Freiburger Forschungsteam stellt natürliche Hartschäume aus Rindenextrakt her

Von Holzi @holztechniker

Für Hausbesitzerinnen und Hausbesitzer, die ihre Wände nicht mit umweltbelastenden Schäumen isolieren wollen, gibt es bald eine ökologische Alternative: Hartschäume, die aus Tannin, einem Bestandteil der Holzrinde, gewonnen werden. An deren Herstellung arbeitet das Team um Prof. Dr. Marie-Pierre Laborie am Freiburger Materialforschungs-zentrum und am Institut für Forstbenutzung und Forstliche Arbeitswirtschaft der Universität Freiburg. Tannin wird aus der Holzrinde extrahiert, die in der Holzindustrie normalerweise als Abfallprodukt übrig bleibt. „So können wir die Rinde wiederverwerten und damit den Nutzwert von Holz steigern“, sagt Ricarda Böhm, Doktorandin in Labories Arbeitsgruppe.

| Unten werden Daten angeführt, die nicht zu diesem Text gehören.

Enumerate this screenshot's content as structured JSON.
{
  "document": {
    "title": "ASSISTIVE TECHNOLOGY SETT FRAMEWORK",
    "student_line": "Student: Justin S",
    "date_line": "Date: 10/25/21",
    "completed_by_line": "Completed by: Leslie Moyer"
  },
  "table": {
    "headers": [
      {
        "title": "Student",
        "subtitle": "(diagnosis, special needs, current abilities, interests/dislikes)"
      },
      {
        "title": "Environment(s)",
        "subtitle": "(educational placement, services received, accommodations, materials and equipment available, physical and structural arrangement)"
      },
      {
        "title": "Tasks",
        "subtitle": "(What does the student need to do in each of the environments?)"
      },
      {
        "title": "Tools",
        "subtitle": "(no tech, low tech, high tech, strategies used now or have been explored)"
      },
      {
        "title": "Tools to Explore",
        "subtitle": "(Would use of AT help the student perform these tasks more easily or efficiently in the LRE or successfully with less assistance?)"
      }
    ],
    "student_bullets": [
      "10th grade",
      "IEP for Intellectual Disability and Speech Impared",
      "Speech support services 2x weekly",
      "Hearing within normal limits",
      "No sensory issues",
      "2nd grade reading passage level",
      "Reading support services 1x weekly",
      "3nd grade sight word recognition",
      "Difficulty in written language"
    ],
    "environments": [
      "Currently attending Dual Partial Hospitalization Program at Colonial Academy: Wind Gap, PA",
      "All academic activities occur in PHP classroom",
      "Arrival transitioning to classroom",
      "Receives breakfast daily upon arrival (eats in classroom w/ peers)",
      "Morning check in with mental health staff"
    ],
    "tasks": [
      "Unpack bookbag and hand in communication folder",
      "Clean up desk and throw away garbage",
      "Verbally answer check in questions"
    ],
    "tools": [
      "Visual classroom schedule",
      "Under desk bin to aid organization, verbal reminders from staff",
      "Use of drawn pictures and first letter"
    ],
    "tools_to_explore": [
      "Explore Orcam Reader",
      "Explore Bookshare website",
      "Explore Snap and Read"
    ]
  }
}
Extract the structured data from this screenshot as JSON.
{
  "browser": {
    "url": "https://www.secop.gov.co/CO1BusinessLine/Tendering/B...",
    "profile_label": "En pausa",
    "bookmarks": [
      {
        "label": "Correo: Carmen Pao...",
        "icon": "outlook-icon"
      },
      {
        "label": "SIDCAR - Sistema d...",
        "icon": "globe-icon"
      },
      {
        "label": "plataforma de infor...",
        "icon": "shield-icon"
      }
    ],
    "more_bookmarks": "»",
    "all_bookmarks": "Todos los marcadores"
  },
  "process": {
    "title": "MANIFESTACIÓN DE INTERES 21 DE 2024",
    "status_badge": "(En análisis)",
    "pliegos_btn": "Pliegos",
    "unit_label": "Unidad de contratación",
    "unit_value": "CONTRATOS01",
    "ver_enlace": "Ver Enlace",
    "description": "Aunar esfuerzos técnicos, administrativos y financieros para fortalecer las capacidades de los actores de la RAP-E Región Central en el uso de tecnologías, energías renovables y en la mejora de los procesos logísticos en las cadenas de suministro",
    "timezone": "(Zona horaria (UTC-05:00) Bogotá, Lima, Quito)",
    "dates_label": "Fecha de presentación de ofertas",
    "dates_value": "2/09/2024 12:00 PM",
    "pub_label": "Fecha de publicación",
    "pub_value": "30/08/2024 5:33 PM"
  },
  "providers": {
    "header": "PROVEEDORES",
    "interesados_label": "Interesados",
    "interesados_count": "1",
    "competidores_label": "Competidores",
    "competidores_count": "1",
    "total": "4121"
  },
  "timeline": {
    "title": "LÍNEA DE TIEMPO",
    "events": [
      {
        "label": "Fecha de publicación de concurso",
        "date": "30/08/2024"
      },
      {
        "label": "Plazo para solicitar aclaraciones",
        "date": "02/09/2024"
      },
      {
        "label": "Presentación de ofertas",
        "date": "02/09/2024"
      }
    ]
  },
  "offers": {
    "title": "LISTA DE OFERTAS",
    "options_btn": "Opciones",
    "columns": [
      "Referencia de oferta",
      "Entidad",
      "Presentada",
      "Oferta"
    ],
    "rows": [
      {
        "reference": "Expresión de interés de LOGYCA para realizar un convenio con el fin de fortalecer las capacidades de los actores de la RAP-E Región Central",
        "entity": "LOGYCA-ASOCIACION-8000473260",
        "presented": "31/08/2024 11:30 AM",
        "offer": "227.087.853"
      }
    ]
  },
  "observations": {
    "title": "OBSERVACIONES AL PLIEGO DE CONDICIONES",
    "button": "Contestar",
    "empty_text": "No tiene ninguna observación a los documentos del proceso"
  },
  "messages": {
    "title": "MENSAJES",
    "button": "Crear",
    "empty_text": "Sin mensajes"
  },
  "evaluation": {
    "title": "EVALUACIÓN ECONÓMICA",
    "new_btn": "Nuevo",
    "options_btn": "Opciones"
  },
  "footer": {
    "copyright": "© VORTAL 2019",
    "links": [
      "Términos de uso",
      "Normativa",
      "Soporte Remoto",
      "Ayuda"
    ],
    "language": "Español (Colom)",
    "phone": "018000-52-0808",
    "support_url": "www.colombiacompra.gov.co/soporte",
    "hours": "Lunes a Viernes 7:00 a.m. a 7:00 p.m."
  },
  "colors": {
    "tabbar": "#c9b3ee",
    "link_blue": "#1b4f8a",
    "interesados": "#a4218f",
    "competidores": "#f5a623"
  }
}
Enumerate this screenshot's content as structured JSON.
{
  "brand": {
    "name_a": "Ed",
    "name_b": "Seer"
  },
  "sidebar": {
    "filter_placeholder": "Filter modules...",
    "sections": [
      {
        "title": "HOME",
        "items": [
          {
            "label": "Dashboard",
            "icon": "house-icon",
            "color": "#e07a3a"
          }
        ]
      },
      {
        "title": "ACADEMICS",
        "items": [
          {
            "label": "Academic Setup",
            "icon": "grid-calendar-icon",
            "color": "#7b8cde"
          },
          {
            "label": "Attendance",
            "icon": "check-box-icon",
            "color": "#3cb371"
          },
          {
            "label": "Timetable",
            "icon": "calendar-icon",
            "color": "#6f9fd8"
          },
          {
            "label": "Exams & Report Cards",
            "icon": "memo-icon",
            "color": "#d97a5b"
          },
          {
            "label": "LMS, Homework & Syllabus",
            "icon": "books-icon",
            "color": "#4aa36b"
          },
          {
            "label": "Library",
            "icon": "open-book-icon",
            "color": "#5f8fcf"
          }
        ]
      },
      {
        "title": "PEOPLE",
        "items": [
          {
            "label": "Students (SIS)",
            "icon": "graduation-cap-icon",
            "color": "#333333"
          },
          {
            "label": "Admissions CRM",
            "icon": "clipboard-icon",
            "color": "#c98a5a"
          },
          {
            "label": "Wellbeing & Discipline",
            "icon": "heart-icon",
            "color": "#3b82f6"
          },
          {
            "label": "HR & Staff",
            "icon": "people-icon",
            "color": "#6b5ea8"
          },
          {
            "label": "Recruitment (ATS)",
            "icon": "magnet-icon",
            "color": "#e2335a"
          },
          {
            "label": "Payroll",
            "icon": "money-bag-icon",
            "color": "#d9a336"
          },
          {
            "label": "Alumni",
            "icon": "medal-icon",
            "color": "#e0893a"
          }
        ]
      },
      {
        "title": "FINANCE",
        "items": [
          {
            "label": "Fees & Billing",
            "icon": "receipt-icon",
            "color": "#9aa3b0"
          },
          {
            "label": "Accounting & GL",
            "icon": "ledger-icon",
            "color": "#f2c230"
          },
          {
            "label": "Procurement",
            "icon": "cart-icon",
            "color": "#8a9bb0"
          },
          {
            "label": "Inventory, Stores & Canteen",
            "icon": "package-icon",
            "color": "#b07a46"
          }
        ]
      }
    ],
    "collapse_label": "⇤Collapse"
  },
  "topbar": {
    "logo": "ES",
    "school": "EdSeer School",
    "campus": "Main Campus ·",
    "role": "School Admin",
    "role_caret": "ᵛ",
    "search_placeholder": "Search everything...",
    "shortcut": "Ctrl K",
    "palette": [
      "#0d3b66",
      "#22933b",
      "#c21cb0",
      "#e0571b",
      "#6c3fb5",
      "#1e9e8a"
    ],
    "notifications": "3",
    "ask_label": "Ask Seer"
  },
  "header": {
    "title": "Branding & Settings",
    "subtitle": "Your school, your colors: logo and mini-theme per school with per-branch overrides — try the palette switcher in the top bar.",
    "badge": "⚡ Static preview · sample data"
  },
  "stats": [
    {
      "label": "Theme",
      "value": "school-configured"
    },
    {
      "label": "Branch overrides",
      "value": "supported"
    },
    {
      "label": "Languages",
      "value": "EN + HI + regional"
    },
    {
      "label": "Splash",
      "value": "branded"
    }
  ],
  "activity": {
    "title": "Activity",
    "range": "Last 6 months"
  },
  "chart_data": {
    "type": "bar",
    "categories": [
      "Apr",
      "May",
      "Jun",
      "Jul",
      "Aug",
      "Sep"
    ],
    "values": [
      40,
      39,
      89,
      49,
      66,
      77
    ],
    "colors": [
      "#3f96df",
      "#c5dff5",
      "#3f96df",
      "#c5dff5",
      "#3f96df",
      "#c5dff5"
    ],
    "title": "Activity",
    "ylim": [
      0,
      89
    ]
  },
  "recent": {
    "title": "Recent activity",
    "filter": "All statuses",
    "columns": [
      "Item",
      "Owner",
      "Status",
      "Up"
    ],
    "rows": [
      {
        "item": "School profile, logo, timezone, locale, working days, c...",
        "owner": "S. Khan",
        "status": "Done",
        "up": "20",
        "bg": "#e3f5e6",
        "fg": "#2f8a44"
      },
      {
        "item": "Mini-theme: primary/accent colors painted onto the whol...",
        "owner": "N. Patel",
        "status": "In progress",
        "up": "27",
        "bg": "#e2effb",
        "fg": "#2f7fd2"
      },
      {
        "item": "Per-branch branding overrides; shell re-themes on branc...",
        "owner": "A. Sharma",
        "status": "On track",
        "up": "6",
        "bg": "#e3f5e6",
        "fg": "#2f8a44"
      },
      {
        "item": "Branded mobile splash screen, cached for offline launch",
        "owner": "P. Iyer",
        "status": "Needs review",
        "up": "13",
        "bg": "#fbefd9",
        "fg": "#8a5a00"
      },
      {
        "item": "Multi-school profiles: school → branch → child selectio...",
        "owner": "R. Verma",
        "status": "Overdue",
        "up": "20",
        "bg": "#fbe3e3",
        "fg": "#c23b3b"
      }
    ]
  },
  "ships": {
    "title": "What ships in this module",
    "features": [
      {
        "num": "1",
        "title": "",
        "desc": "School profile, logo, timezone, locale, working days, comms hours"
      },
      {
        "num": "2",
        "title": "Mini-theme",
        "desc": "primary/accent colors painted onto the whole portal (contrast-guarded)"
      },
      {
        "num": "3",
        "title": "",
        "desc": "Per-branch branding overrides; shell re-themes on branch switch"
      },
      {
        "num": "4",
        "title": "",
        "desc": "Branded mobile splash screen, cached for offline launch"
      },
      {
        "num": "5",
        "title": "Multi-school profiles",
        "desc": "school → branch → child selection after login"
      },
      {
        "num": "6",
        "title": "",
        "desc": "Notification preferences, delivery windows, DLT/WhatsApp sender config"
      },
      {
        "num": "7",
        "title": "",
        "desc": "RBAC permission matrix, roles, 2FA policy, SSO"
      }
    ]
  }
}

Schäume aus Tannin gibt es schon länger, doch bisher wurde das Tannin aus dem Holz der Mimose und anderen tropischen Pflanzen gewonnen. Böhm und ihr Team versuchen, die gleichen Schäume aus europäischen Hölzern wie Fichte und Kiefer herzustellen. Diese unterscheiden sich in ihrer chemischen Struktur stark von den tropischen Hölzern und gehören zu den wichtigsten Rohstofflieferanten der europäischen Holzindustrie. Böhms Kollege Danny Garcia-Marrero arbeitet an der Synthese der Schäume, die Doktorandin an deren Charakterisierung. Der von ihnen im Labor produzierte Schaum entsteht bei einer chemischen Reaktion und bläst sich von selbst auf. Dazu werden Tannin, Furfuryl-Alkohol, Formaldehyd und ein Lösungsmittel, zum Beispiel Diethylether, zusammengemischt. Formaldehyd dient als Vernetzer, also eine Art Klebstoff zwischen Tannin und Alkohol. „Wir suchen noch nach einem weniger umweltbelastenden Vernetzer natürlichen Ursprungs, der das Formaldehyd in Zukunft ersetzen soll“, sagt Böhm. Die Wissenschaftlerinnen und Wissenschaftler wollen, wenn möglich, nur natürliche Rohstoffe verwenden, idealerweise Abfallprodukte, die nicht extra für die Forschung hergestellt werden müssen. Das Aldehyd Furfural, das unter anderem aus Sägespänen gewonnen wird, bietet sich zum Beispiel an. Ebenso setzen Böhm und ihre Kolleginnen und Kollegen natürliche Zusätze – so genannte Additive – ein, die verhindern, dass der Schaum zu sehr bröselt. Werden die Schäume außerdem mit Nanozellulose modifiziert, verbessert dies ihre mechanische Stabilität.

Da die Schäume gut isolierende und feuerresistente Eigenschaften haben, sollen sie in erster Linie als Isolier- und Dämmstoffe im Hausbau und für Autoformteile genutzt werden. Schäume aus Tannin dichten genauso gut ab wie zum Beispiel Polyurethanschäume, beinhalten jedoch keine giftigen Isocyanate. „Ziel ist es, unsere umweltfreundlichen Schäume als Alternative zu herkömmlichen Schäumen am Markt zu etablieren“, sagt Böhm. Wenn sie nicht mehr brauchbar sind, werden sie zu Synthesegas umgesetzt. Die frei gewordene Bioenergie kann beispielsweise dazu dienen, eine Wasserturbine anzutreiben. Das Team hofft zudem, dass die Schäume eines Tages als Katalysatoren oder Filter für Schwermetalle genutzt werden sowie Stoffe wie Styropor als Schutz- und Verpackungsmaterial ersetzen.

Marie-Pierre Laborie koordiniert das von der Europäischen Union finanzierte, seit Februar 2012 laufende Projekt „Biofoambark“, das sie selbst gestartet hat. Neben der Universität Freiburg sind das Fraunhofer-Institut für Solare Energiesysteme sowie wissenschaftliche Partner und Firmen aus Italien, Spanien, Finnland, Slowenien und Frankreich daran beteiligt.